O “associativismo arqueológico” na região da Serra d’Ossa
que, como vimos, arrancou com o GEO, teve, entretanto algumas sequelas: a
ARQUIZ ( Associação de Arqueologia do Alandroal) e a ALARM (Associação Local de
Arte e Arqueologia de Rio de Moinhos) fizeram parte desse mesmo “movimento”.
A formação de jovens da região foi, também nestes dois
casos, uma das pedras angulares; porém, o amadorismo dos anos oitenta foi
substituído por uma dimensão mais profissionalizante.
Efectivamente, funcionou, no Alandroal, em 1992-1993, um
Curso de Formação Profissional, que teve a participação de vários Professores
da Faculdade de Letras da Universidade de Lisboa, e que formou Técnicos de
Arqueologia de Campo, de que se destacaram a Conceição Roque, o Paulo Tatá e
ainda o saudoso João Paulo Galhardas.
No mesmo espírito, foi ainda criado, no seio da ALARM, um
Curso de Restauro Arqueológico que, entre outros, teve a participação de dois
outros elementos de reconhecida competência: o Manuel Pisco e a Lília Boto.
Note-se que as últimas fases das prospecções, no Regolfo do
Alqueva, foram executadas, na sua maioria, por elementos formados no GEO, na
ARQUIZ e na ALARM, técnicos que participaram igualmente na fase das escavações.
A título de balanço, podemos afirmar que o associativismo
parece ter-se esgotado, já há muito tempo, ultrapassado por oportunidades de
profissionalização (nomeadamente no universo da arqueologia empresarial),
compreensivelmente mais atraentes.
Porém, com a crise profunda que o país atravessa, talvez
seja a altura de ressuscitar “velhos” modelos de voluntariado e de participação
cívica.
Arqueologia Pública na região da serra d’Ossa: as Cartas
Arqueológicas
A partir de 1990, enquanto docente na Universidade de
Lisboa, criei a rotina de organizar prospecções, no Alentejo Central, com um
duplo objectivo expressamente assumido: por um lado, ir ampliando a base de
dados da cartografia arqueológica regional, obtendo, para isso, sempre que
possível, o apoio logístico das várias autarquias da região; por outro,
proporcionar aos meus alunos a oportunidade de darem os primeiros passos na
prospecção arqueológica.
Em todos os casos, para além dos estudantes de arqueologia,
houve sempre a preocupação de integrar, nas equipes de campo, jovens da região.
Dessa rotina, nasceram algumas Cartas Arqueológicas
publicadas (Alandroal, Redondo e Mora), enquanto outras morreram na praia (Vila
Viçosa, Montemor-o-Novo) ou se transformaram em Inventários Arqueológicos,
integrados nos PDMs (Borba, Sousel, Reguengos de Monsaraz, Évora)…
Fora da região, mas em articulação espacial com ela, nasceu
ainda a Nova Carta Arqueológica de Sesimbra (O Tempo do Risco) e a Carta
Arqueológica de Setúbal (no prelo).
Permitam-me algumas palavras sobre o papel das Cartas
Arqueológicas, no contexto de uma certa Arqueologia Pública.
Penso que o exemplo do Alandroal pode ilustrar alguns
aspectos mais significativos.
Uma carta arqueológica é, antes de mais, um trabalho
científico de base, sobre o qual se pode (e deve) construir o conhecimento
arqueológico, à escala dos territórios e das paisagens.
Porém, dependendo da forma como é estruturado o trabalho de
campo, podemos estar perante uma forma de arqueologia participativa, por
excelência: envolvendo elementos da comunidade, como prospectores, mas
igualmente como informadores.
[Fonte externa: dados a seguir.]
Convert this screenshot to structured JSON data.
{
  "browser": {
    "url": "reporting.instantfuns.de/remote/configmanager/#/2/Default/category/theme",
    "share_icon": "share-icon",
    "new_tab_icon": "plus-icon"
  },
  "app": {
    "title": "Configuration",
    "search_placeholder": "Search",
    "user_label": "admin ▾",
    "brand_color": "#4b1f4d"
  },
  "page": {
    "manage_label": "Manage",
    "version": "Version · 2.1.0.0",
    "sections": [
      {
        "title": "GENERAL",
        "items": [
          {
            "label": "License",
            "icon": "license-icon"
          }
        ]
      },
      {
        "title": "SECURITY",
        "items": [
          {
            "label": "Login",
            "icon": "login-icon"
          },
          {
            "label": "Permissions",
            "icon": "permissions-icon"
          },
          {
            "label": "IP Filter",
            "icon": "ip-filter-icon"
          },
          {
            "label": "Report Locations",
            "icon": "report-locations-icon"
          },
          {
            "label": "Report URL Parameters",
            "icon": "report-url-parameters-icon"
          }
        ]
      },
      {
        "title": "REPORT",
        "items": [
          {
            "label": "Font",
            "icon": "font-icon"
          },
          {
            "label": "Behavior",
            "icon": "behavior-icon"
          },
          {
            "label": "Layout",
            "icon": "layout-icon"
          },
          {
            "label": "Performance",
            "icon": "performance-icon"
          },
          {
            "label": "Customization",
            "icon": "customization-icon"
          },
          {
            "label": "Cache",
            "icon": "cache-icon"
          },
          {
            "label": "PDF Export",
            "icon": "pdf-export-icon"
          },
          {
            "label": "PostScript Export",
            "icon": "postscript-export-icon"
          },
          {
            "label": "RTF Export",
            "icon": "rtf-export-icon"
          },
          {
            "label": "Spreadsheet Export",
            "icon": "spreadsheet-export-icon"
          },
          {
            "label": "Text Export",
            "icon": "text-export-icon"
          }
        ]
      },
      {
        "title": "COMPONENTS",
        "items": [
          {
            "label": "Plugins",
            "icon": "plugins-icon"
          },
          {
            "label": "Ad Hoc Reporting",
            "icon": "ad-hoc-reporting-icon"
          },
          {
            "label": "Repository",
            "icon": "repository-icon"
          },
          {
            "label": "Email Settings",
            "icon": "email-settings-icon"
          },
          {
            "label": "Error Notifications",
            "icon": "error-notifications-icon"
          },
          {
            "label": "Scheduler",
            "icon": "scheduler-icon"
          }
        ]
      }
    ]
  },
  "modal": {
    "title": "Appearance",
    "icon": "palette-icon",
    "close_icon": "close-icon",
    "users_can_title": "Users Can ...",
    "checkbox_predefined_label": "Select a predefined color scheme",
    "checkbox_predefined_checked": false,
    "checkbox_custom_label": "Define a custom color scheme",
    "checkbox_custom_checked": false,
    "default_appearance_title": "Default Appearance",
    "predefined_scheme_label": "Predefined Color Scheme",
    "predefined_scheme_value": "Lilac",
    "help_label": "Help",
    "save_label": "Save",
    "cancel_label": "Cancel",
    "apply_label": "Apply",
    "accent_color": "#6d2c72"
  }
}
Como sabemos, as populações rurais são
depositárias de conhecimentos arqueológicos preciosos e insubstituíveis…
A publicação e distribuição de um livro, à escala local, não
é, infelizmente, um acontecimento muito comum; as cartas arqueológicas
funcionam, nesse contexto, como espelhos de uma comunidade, valorizando
realidades próximas e reforçando auto-estimas.
Por outro lado, uma carta arqueológica, tal como a
entendemos, tende a realizar uma síntese entre a arqueologia e o ambiente,
sublinhando valores paisagísticos bem actuais e, desejavelmente actuantes.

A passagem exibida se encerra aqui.